Reflexão semelhante é partilhada por Patrick Farrel, do Charles Stanley, que acredita que o preço do ouro poderá não demorar muito a atingir o seu máximo. “Tem sido um ano sombrio para muitas matérias-primas. A confluência do enfraquecimento do crescimento económico, especialmente na China, e um ajustamento após alguma exuberância pós-pandemia, fez com que os preços da energia, dos metais industriais e das matérias-primas caíssem durante a ‘transição energética’, como o cobre e o níquel”, diz Farrel, e qualifica: “O ouro, por outro lado, atingiu novos máximos à medida que crescem as tensões geopolíticas. A situação pode estar prestes a reverter.”
…e olhando para os bancos e a China. Outra chave seriam as compras que os bancos centrais e os investidores chineses vêm fazendo há meses. Acima de tudo, compreender a recuperação vivida pelo preço do ouro nos últimos meses, que já pode ser observada há algum tempo no gráfico de Preços do Ouro. A primeira explica-se pela decisão dos bancos centrais dos mercados emergentes de fazer grandes compras após a guerra na Ucrânia e confirmar o papel do dólar nas sanções contra a Rússia.
A segunda, relacionada com os compradores chineses, liga-se a outro fenómeno bem conhecido: a queda dos mercados imobiliário e de ações. Diante deste contexto, na China há quem tenha começado a fazer aquisições importantes como forma de investir o seu dinheiro. “É uma manifestação furtiva”, diz ele Tempos Financeiros Ross Norman, diretor de Metais diariamente: “O investidor ocidental não está por trás disso. O ouro continua a fluir para o leste.”
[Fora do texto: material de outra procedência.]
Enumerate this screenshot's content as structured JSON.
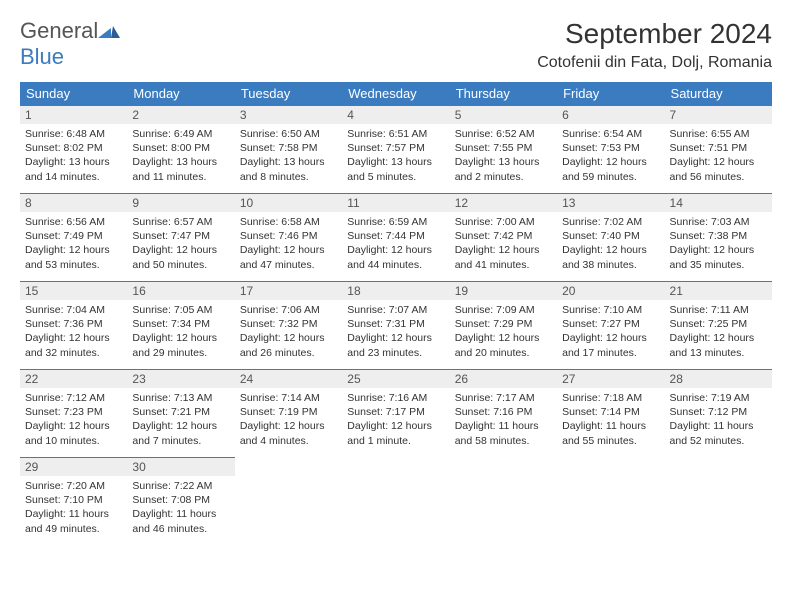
{
  "brand": {
    "part1": "General",
    "part2": "Blue"
  },
  "title": "September 2024",
  "location": "Cotofenii din Fata, Dolj, Romania",
  "colors": {
    "header_bg": "#3b7bbf",
    "header_fg": "#ffffff",
    "daynum_bg": "#eeeeee",
    "rule": "#3b7bbf"
  },
  "weekdays": [
    "Sunday",
    "Monday",
    "Tuesday",
    "Wednesday",
    "Thursday",
    "Friday",
    "Saturday"
  ],
  "weeks": [
    [
      {
        "n": "1",
        "sr": "Sunrise: 6:48 AM",
        "ss": "Sunset: 8:02 PM",
        "dl": "Daylight: 13 hours and 14 minutes."
      },
      {
        "n": "2",
        "sr": "Sunrise: 6:49 AM",
        "ss": "Sunset: 8:00 PM",
        "dl": "Daylight: 13 hours and 11 minutes."
      },
      {
        "n": "3",
        "sr": "Sunrise: 6:50 AM",
        "ss": "Sunset: 7:58 PM",
        "dl": "Daylight: 13 hours and 8 minutes."
      },
      {
        "n": "4",
        "sr": "Sunrise: 6:51 AM",
        "ss": "Sunset: 7:57 PM",
        "dl": "Daylight: 13 hours and 5 minutes."
      },
      {
        "n": "5",
        "sr": "Sunrise: 6:52 AM",
        "ss": "Sunset: 7:55 PM",
        "dl": "Daylight: 13 hours and 2 minutes."
      },
      {
        "n": "6",
        "sr": "Sunrise: 6:54 AM",
        "ss": "Sunset: 7:53 PM",
        "dl": "Daylight: 12 hours and 59 minutes."
      },
      {
        "n": "7",
        "sr": "Sunrise: 6:55 AM",
        "ss": "Sunset: 7:51 PM",
        "dl": "Daylight: 12 hours and 56 minutes."
      }
    ],
    [
      {
        "n": "8",
        "sr": "Sunrise: 6:56 AM",
        "ss": "Sunset: 7:49 PM",
        "dl": "Daylight: 12 hours and 53 minutes."
      },
      {
        "n": "9",
        "sr": "Sunrise: 6:57 AM",
        "ss": "Sunset: 7:47 PM",
        "dl": "Daylight: 12 hours and 50 minutes."
      },
      {
        "n": "10",
        "sr": "Sunrise: 6:58 AM",
        "ss": "Sunset: 7:46 PM",
        "dl": "Daylight: 12 hours and 47 minutes."
      },
      {
        "n": "11",
        "sr": "Sunrise: 6:59 AM",
        "ss": "Sunset: 7:44 PM",
        "dl": "Daylight: 12 hours and 44 minutes."
      },
      {
        "n": "12",
        "sr": "Sunrise: 7:00 AM",
        "ss": "Sunset: 7:42 PM",
        "dl": "Daylight: 12 hours and 41 minutes."
      },
      {
        "n": "13",
        "sr": "Sunrise: 7:02 AM",
        "ss": "Sunset: 7:40 PM",
        "dl": "Daylight: 12 hours and 38 minutes."
      },
      {
        "n": "14",
        "sr": "Sunrise: 7:03 AM",
        "ss": "Sunset: 7:38 PM",
        "dl": "Daylight: 12 hours and 35 minutes."
      }
    ],
    [
      {
        "n": "15",
        "sr": "Sunrise: 7:04 AM",
        "ss": "Sunset: 7:36 PM",
        "dl": "Daylight: 12 hours and 32 minutes."
      },
      {
        "n": "16",
        "sr": "Sunrise: 7:05 AM",
        "ss": "Sunset: 7:34 PM",
        "dl": "Daylight: 12 hours and 29 minutes."
      },
      {
        "n": "17",
        "sr": "Sunrise: 7:06 AM",
        "ss": "Sunset: 7:32 PM",
        "dl": "Daylight: 12 hours and 26 minutes."
      },
      {
        "n": "18",
        "sr": "Sunrise: 7:07 AM",
        "ss": "Sunset: 7:31 PM",
        "dl": "Daylight: 12 hours and 23 minutes."
      },
      {
        "n": "19",
        "sr": "Sunrise: 7:09 AM",
        "ss": "Sunset: 7:29 PM",
        "dl": "Daylight: 12 hours and 20 minutes."
      },
      {
        "n": "20",
        "sr": "Sunrise: 7:10 AM",
        "ss": "Sunset: 7:27 PM",
        "dl": "Daylight: 12 hours and 17 minutes."
      },
      {
        "n": "21",
        "sr": "Sunrise: 7:11 AM",
        "ss": "Sunset: 7:25 PM",
        "dl": "Daylight: 12 hours and 13 minutes."
      }
    ],
    [
      {
        "n": "22",
        "sr": "Sunrise: 7:12 AM",
        "ss": "Sunset: 7:23 PM",
        "dl": "Daylight: 12 hours and 10 minutes."
      },
      {
        "n": "23",
        "sr": "Sunrise: 7:13 AM",
        "ss": "Sunset: 7:21 PM",
        "dl": "Daylight: 12 hours and 7 minutes."
      },
      {
        "n": "24",
        "sr": "Sunrise: 7:14 AM",
        "ss": "Sunset: 7:19 PM",
        "dl": "Daylight: 12 hours and 4 minutes."
      },
      {
        "n": "25",
        "sr": "Sunrise: 7:16 AM",
        "ss": "Sunset: 7:17 PM",
        "dl": "Daylight: 12 hours and 1 minute."
      },
      {
        "n": "26",
        "sr": "Sunrise: 7:17 AM",
        "ss": "Sunset: 7:16 PM",
        "dl": "Daylight: 11 hours and 58 minutes."
      },
      {
        "n": "27",
        "sr": "Sunrise: 7:18 AM",
        "ss": "Sunset: 7:14 PM",
        "dl": "Daylight: 11 hours and 55 minutes."
      },
      {
        "n": "28",
        "sr": "Sunrise: 7:19 AM",
        "ss": "Sunset: 7:12 PM",
        "dl": "Daylight: 11 hours and 52 minutes."
      }
    ],
    [
      {
        "n": "29",
        "sr": "Sunrise: 7:20 AM",
        "ss": "Sunset: 7:10 PM",
        "dl": "Daylight: 11 hours and 49 minutes."
      },
      {
        "n": "30",
        "sr": "Sunrise: 7:22 AM",
        "ss": "Sunset: 7:08 PM",
        "dl": "Daylight: 11 hours and 46 minutes."
      },
      null,
      null,
      null,
      null,
      null
    ]
  ]
}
O rastro deixado pela Suíça. Outra pista são deixadas pelas exportações suíças para a China, que, como lembra a Bloomberg, costumam ser um bom indicador da procura de ouro no gigante asiático. Seu fluxo quase triplicou em janeiro. E a chave pode ser procurada novamente nos esforços dos seus consumidores para se protegerem contra as flutuações do mercado de ações e a crise imobiliária que assola o país.
A agência observa ainda que a China também tem sido um dos grandes pontos de acumulação do metal em 2023 e está entre os bancos centrais que escolheram esse caminho em busca de menor dependência do dólar.
Imagem | Jingming Pan (Unsplash)
Em Xataka | A Espanha possui a maior mina de ouro da Europa. O problema é que ainda não o abrimos.